Der Theologe gilt als Mannschaftsspieler, der wichtige Entscheidungen nicht allein im stillen Kämmerlein trifft. Und als hartnäckig: Erst vor kurzem hatte Stockmeier die baden-württembergische Landesregierung wiederholt dazu aufgefordert, einen Armutsbericht vorzulegen. Die aber weigert sich, dem diakonischen Wunsch nachzukommen. Bei der Sitzung der Bundesversammlung der Diakonie im Oktober in Karlsruhe kündigte der Verbandschef deshalb an, selbst entsprechende Daten zusammenzustellen. "Dann", so Stockmeier, "werde sichtbar, welche Reformen notwendig sind."

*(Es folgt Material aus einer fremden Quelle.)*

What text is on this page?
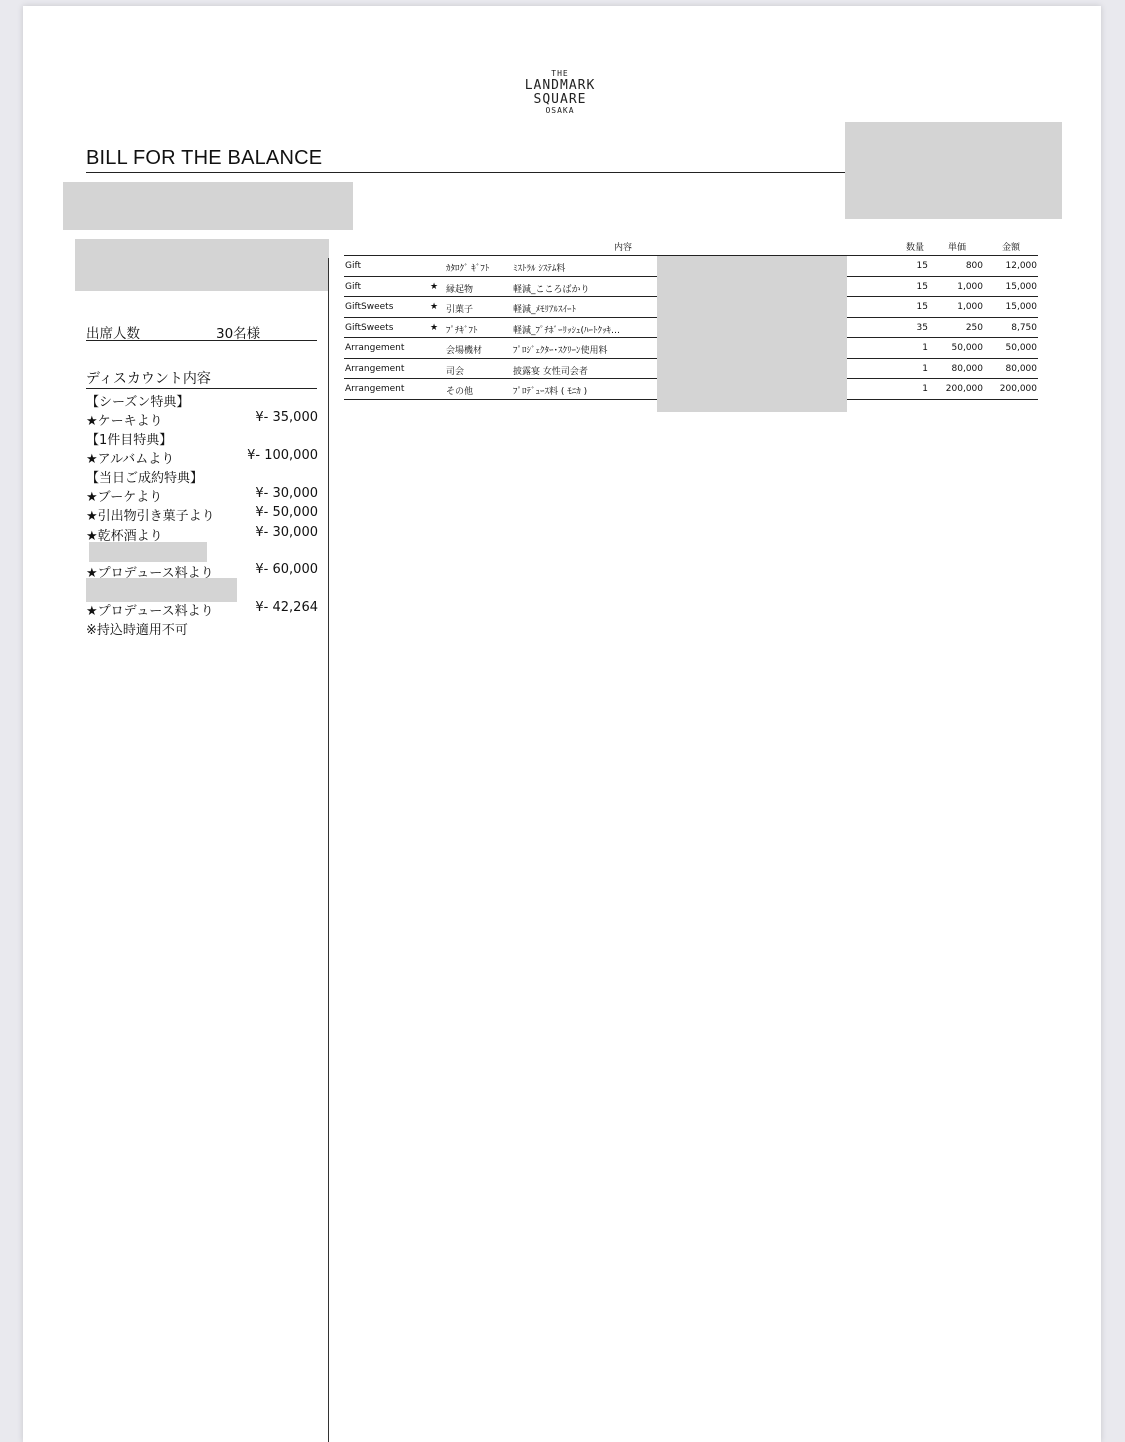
THE
LANDMARK
SQUARE
OSAKA
BILL FOR THE BALANCE
出席人数	30名様
ディスカウント内容
【シーズン特典】
★ケーキより	¥- 35,000
【1件目特典】
★アルバムより	¥- 100,000
【当日ご成約特典】
★ブーケより	¥- 30,000
★引出物引き菓子より	¥- 50,000
★乾杯酒より	¥- 30,000
★プロデュース料より	¥- 60,000
★プロデュース料より	¥- 42,264
※持込時適用不可
内容	数量	単価	金額
Gift	ｶﾀﾛｸﾞ ｷﾞﾌﾄ	ﾐｽﾄﾗﾙ ｼｽﾃﾑ料	15	800	12,000
Gift	★ 縁起物	軽減_こころばかり	15	1,000	15,000
GiftSweets	★ 引菓子	軽減_ﾒﾓﾘｱﾙｽｲｰﾄ	15	1,000	15,000
GiftSweets	★ ﾌﾟﾁｷﾞﾌﾄ	軽減_ﾌﾟﾁﾎﾞｰﾘｯｼｭ(ﾊｰﾄｸｯｷ…	35	250	8,750
Arrangement	会場機材	ﾌﾟﾛｼﾞｪｸﾀｰ･ｽｸﾘｰﾝ使用料	1	50,000	50,000
Arrangement	司会	披露宴 女性司会者	1	80,000	80,000
Arrangement	その他	ﾌﾟﾛﾃﾞｭｰｽ料 ( ﾓﾆｶ )	1 200,000 200,000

Vor seiner Zeit als badischer Diakoniechef war der Theologe zehn Jahre lang Dekan in Konstanz. Der gebürtige Oberfranke studierte nach Abitur und Grundwehrdienst in Erlangen und Heidelberg Theologie. Nach seinem Pfarrvikariat in Tauberbischofsheim und Wertheim-Bestenheid wurde er dort 1979 Pfarrer. Von 1978 bis 1988 war er zudem Mitglied der Landessynode.